Unclouding the Concept of Submission

Most people have a cloudy concept of submission, especially within marriage. That's why it is so rarely practiced within the home, and perhaps why it is so disliked by wives. When a wife hears or reads Ephesians 5:22, which says, "Wives, submit to your own husbands, as unto the Lord," they instinctively react with self preservation, fearing that they will be dominated by an overbearing husband. From our previous discussion, we learned that this is part of the curse. It was not God's original intention for the home. And our purpose is not to live in and perpetuate the curse, but to roll back the curse in our homes.

But if people have the wrong concept of submission, what is wrong with what they have been taught? And what is the correct Biblical teaching? The word for submit as found in Ephesians 5:22 is hupotasso. It is a compound of two Greek words - hupo, which means under, and tasso, which means to order. Thus the word simply means to place in an orderly fashion. That sounds like a great concept for marriages doesn't it - to have things nice and orderly?

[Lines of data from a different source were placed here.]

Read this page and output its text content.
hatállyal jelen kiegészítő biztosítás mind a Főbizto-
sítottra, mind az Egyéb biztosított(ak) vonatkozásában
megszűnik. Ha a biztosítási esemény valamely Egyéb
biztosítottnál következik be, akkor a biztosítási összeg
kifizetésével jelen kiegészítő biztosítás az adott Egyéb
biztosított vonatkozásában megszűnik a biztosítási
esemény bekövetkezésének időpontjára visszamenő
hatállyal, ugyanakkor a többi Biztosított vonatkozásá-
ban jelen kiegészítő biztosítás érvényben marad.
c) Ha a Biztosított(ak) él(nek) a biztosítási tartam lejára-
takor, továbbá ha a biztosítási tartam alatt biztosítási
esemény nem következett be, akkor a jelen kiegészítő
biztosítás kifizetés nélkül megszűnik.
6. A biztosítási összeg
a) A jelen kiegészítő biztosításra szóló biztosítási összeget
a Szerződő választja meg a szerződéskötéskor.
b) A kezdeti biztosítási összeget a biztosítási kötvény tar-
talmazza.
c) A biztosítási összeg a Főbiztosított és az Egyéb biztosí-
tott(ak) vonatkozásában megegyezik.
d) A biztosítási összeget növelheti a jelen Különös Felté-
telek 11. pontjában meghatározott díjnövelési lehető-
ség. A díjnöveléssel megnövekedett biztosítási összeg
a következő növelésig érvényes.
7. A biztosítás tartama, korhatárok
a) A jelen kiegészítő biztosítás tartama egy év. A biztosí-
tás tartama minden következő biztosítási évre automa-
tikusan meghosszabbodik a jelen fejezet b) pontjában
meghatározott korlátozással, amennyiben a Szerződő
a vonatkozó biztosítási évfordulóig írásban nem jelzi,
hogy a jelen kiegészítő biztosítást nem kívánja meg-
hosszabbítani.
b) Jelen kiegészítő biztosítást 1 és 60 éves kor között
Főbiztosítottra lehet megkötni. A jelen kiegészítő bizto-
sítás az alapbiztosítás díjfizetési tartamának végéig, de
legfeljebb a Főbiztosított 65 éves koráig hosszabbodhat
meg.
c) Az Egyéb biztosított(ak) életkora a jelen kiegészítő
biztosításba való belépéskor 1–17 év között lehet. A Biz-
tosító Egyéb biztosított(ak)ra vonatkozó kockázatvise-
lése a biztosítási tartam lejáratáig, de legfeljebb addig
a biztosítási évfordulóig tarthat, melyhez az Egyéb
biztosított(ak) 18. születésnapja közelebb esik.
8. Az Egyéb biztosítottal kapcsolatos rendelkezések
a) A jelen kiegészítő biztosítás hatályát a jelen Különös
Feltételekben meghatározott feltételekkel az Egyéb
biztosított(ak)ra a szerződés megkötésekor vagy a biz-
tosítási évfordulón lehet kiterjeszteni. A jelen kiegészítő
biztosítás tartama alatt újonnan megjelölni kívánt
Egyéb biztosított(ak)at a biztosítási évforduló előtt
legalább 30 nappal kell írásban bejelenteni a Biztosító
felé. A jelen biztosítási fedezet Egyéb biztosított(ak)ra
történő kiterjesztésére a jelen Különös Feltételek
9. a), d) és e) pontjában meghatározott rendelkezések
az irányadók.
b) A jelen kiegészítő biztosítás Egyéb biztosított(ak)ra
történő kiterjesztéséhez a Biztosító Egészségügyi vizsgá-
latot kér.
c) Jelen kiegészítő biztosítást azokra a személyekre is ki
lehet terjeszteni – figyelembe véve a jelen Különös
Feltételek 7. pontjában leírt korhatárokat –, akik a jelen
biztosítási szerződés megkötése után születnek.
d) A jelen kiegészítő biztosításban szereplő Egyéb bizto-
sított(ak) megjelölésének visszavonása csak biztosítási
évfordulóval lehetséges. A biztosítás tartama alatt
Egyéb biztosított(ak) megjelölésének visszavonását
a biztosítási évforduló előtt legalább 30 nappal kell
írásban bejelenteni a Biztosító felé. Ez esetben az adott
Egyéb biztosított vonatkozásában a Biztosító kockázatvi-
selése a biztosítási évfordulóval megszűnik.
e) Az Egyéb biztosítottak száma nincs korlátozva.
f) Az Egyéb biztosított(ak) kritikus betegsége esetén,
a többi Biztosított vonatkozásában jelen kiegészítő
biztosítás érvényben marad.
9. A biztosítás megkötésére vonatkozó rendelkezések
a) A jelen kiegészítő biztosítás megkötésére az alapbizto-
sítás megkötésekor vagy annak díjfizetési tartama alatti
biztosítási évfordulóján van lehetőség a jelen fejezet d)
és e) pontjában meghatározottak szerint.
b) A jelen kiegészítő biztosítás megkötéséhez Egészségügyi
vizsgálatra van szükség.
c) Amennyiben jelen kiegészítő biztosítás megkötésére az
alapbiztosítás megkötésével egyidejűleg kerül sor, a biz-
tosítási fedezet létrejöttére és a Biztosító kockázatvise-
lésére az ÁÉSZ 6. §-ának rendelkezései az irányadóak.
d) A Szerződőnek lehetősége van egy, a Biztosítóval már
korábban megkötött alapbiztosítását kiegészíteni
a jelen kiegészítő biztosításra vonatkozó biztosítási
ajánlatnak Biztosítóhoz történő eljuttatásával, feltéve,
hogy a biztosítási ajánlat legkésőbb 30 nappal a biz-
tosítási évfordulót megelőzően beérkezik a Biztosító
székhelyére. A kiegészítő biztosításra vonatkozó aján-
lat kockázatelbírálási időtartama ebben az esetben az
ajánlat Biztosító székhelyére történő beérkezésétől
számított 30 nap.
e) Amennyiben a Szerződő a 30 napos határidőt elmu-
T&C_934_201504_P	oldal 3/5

But the problem comes when the original Greek usage is brought incorrectly into consideration. Hupotasso was first a military term meaning to rank or line up under. The corporal would line up under the sergeant, and the private would line up under the corporal. But, just because that's how it works in the military doesn't make it a very attractive definition for the home. Who wants a marriage patterned after the military?

No wonder wives rebel if all they are ever taught is that their husband is the drill instructor while she is the buck private who has to jump at his every command. If not, she gets yelled at, screamed at, intimidated, threatened, and have to do push ups. Who wants a relationship like that? That any woman would willing get married if that was what marriage was like is truly amazing. But it isn't - at least, it's not supposed to be.

May I remind you, that wasn't God's original intention for marriage. That kind of relationship (a drill instructor husband with a dominated, groveling wife) arose because of the curse. It is exactly what Ephesians 5 is trying to correct. Submission like that isn't going back to Eden, but it is perpetuating the status quo of the curse. Yet, that's exactly how I have heard Ephesians 5;22 taught. BUT THAT'S JUST PLAIN WRONG!

No! God calls wives to submit, not to a drill instructor sergeant, but to a loving husband obeying the command of Ephesians 5:25, "Husbands, love your wives as Christ also loved the church and gave Himself for her." This husband will love his wife so much, he would die for her. If he loved her that much, he would willing serve her in life. The wife's submission is not to men in general, but to her own husband - the one man she has chosen from all the men in the world to love and serve, and who has chosen her as the one woman in all the world he will love and serve with his very life. Submission, therefore, has to be understood in the the context of this passage, in the context of mutual sacrificial love. For the wife to voluntarily respond to and submit to him isn't slavery, buy a joy.